Rye strode over to the ballroom and positioned himself in front of the huge walnut doors he knew would look so impressive as background for his photo in the morning papers. He crinkled up his glacial blue eyes and flashed his relaxed country-boy smile for the cameras. "What the hell you boys doin' up so late?" he said after a barrage of pictures had been taken. "Must be well past your bedtime."
"Heard you had a little problem, Mr. Whitman," yelled a reporter for the Wall Street Journal, trying to make himself heard over the general din of shuffling feet and popping flashbulbs.
"Now who the hell told you that?" Rye smiled like an indulgent father.
"Come on, Rye, we hear there's been some trouble," shouted the tall, young, pimply-faced boy known as the Miami Herald's Wunderkind. He was hanging over the security guard's arms.
"Give us a break," whined a reporter from the Naples Times. He managed to dig his incredibly sharp elbow into the Wunderkind.
"No trouble," said Rye, beaming at them. "We just had a few differences that needed ironing out. But everything is fine now."
A blue-eyed young woman, newly hired by NBC and frantic to show her worth, shouted from the rear, "Mr. Whitman, we all know there's been a proxy fight. And from what we hear, you were lucky to make it out with your ass."
"Who let that cunt in here?" snapped Rye.
"I heard t
hat, Mr. Whitman," she yelled back.
"You'll hear a lot more if you don't shut that mouth of yours."
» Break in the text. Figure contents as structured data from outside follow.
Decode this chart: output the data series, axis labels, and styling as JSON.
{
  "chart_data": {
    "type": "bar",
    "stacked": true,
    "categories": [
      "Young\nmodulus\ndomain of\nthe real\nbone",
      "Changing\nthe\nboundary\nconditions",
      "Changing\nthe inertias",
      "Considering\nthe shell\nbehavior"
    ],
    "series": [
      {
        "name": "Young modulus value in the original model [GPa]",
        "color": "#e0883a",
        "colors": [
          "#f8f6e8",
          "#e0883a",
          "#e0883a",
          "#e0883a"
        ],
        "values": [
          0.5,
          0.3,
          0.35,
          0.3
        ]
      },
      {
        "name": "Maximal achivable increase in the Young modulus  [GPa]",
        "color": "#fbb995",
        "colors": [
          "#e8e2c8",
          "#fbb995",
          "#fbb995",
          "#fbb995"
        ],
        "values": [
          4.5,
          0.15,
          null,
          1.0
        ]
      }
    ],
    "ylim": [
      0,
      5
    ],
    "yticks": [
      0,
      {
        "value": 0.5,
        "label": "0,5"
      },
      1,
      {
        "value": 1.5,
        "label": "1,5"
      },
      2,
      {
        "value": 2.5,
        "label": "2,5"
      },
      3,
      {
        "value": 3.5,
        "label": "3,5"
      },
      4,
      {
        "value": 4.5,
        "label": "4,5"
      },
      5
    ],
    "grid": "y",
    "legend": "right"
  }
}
"Rye, don't," Maurice said frantically.
"I don't have to take that kind of shit."
The woman from NBC pushed her way to the front of the reporters. Her sharp blue eyes glared at him. Her voice was high-pitched and hysterical.
"Come on, Mr. Whitman, you've raped this state till it's nothing more than one long housing development."
"Careful I don't do the same thing to you. You look like you could use a good—"
"Rye!" Maurice's voice was heavy with warning.
"Okay, okay," answered Rye, "but let's get the hell out of here. I've had enough for tonight."
Maurice and John formed a flying wedge. The security guards cleared a path, and the three men pushed through the mob of reporters.
The reporters started pushing and shoving one another out of the way like dogs before a hunt. Rye could feel their hot breaths on him as they shouted. The noise of shuffling feet and shouting voices, combined with the damp Miami heat, was overpowering. Rye tried to ignore it. Keeping his eyes straight ahead and his shoulders hunched, he pushed through the crowd, past the Hilton lobby and out the swinging doors into the hot Miami night. He could still hear them shouting questions after him.
A ten-passenger, chauffeur-driven, cobalt-black Mercedes swung into the driveway as if on signal. Maurice threw open the door before the car had even stopped, and Rye and John piled into the back seat. Maurice waited until they were safely in, then jumped in himself. The chauffeur put the car back into gear and, with a piercing screech, pulled away from the curb and onto the city streets, just as the crowd of reporters crashed through the hotel doors.